Vous cherchiez à parler du changement climatique à travers ce travail ?

Oui. En tant que compositeurs électroacoustiques, on se pose beaucoup de questions. Il y a des questions esthétiques et théoriques, par exemple sur ce qu’est un objet sonore complexe, quelles conséquences il a sur la pratique de la composition. Ce sont des discussions de chapelle, qu’on peut difficilement communiquer au grand public. Mais dès qu’on se confronte à des environnements, les questions écologiques, politiques et sociétales émergent constamment à travers les sons. En parallèle du travail purement musical, on se demande quelles dimensions politiques mettre à jour, c’est-à-dire quelle représentation on donne à voir du terrain sur lequel on se trouve.

Sur le glacier de Sarenne avec les glaciologues

Parmi les gens qui travaillent avec la prise de son de la nature, il y a eu beaucoup – et il y a encore un peu – la tentation de proposer une vision idéalisée de la nature. Par exemple, quand on enregistre les oiseaux, s’il y a un avion qui passe, on va l’enlever de l’enregistrement. Au final, avec la quantité de documents sonores qui s’amassent petit à petit, on peut se demander quelle image du monde on est en train de fabriquer. D’un côté, de nombreux discours nous alertent sur la disparition des oiseaux, de l’autre, on fait entendre un monde qui n’existe déjà plus : un monde dans lequel on n’entendrait pas l’avion quand on se promène dans la forêt.

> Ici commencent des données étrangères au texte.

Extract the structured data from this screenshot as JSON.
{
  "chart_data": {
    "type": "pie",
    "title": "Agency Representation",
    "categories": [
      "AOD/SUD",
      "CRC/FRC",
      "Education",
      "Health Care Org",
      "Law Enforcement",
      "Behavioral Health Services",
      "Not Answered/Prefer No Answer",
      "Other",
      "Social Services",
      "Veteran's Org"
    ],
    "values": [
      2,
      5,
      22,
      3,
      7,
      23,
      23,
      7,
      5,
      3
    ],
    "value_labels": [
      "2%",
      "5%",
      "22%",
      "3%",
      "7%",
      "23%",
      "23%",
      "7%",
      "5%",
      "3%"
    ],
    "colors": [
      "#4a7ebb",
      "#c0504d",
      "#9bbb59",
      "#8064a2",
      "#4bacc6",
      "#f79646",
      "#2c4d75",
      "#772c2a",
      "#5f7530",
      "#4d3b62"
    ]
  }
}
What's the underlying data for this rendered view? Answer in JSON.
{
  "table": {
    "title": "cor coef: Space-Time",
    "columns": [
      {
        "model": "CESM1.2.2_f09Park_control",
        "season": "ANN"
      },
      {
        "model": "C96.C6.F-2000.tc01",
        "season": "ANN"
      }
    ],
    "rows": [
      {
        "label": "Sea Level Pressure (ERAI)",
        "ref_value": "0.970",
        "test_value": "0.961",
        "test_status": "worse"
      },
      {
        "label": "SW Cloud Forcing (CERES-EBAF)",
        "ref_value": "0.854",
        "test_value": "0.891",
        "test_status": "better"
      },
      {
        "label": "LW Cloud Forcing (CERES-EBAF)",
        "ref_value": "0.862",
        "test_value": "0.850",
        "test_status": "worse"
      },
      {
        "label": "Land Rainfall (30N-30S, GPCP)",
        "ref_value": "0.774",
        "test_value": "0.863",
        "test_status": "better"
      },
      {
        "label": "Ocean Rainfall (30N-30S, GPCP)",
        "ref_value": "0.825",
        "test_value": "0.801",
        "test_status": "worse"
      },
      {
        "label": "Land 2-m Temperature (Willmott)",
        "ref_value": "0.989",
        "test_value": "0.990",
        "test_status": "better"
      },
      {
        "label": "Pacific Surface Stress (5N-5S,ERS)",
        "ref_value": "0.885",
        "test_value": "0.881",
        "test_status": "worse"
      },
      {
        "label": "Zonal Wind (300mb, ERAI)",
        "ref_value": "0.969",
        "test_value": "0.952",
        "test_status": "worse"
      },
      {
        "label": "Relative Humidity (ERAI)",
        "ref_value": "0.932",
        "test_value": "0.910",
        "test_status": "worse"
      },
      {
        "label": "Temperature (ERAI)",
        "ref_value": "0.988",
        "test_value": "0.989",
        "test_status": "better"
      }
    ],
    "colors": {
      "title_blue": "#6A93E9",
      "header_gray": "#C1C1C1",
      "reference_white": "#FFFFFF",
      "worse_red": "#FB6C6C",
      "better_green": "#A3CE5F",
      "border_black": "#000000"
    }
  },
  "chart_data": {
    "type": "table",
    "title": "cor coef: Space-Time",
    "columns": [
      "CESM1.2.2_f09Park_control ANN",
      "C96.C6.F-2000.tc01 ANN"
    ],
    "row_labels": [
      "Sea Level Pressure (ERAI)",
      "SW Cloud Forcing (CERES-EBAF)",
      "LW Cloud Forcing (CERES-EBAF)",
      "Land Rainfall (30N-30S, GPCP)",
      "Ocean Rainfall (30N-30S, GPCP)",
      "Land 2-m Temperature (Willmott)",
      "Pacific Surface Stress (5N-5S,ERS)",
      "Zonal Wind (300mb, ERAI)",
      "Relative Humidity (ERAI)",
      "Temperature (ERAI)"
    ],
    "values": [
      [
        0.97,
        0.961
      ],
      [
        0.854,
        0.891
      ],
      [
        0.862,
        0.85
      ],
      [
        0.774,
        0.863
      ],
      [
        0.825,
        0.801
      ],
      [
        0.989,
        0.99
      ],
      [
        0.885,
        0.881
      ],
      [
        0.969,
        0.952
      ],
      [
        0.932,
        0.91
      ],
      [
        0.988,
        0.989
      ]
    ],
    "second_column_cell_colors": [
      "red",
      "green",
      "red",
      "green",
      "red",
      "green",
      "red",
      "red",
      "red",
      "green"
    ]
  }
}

Avec Thomas, sur Radio Glaces, on a très vite fait le choix de laisser, mais surtout d’aller enregistrer, les éléments anthropiques qu’on entend à travers le glacier : des téléphériques, des skieurs… Ça nous paraissait important pour situer le milieu de la montagne non pas comme un milieu naturel pur, ce qui n’existe sans doute plus, mais comme un milieu fréquenté depuis longtemps par les êtres humains, un milieu d’usage. Or quand on a en plus la possibilité de faire parler des gens avec une approche documentaire, on met en lumière que l’usage recouvre plein de réalités différentes, des réalités qui vont de l’ingérence minimale à l’industrie du ski.

En tant qu’artistes, notre petite contribution est de chercher à faire réfléchir sur la manière dont on perçoit le monde autour de nous.

Vous ne vouliez pas opposer la nature sauvage et pure avec l’ingérence humaine ?

Non. Thomas et moi, on s’est beaucoup nourri des travaux de Philippe Descola sur la critique du naturalisme, c’est-à-dire la critique de la dichotomie entre nature et culture. L’idée d’un environnement « pur » me paraît une conception un peu naïve, parce que les objets « purs », les objets qui ne peuvent s’expliquer que d’une seule manière, ça n’existe pas vraiment. Dans notre environnement, ce qu’on rencontre, ce sont toujours des hybridations entre quelque chose de naturel et quelque chose qui a été travaillé.

Pour donner un exemple, pendant très longtemps, l’écologie a parlé de la préservation des forêts primaires. Aujourd’hui, on sait qu’il n’existe plus de forêts primaires depuis 3.000 ans parce que les êtres humains ont été partout, depuis longtemps et ils ont travaillé la forêt, ils ont travaillé avec la forêt. Je pense qu’il faut être attentif à ces choses-là, parce que ce que nous devons sauver, ce n’est pas une nature intacte, c’est une manière d’être avec l’environnement. Bien sûr, la musique électroacoustique ne va pas diminuer notre empreinte carbone, mais en tant qu’artistes qui travaillent avec l’environnement, notre petite contribution, c’est de chercher à faire réfléchir sur la manière dont on perçoit le monde autour de nous.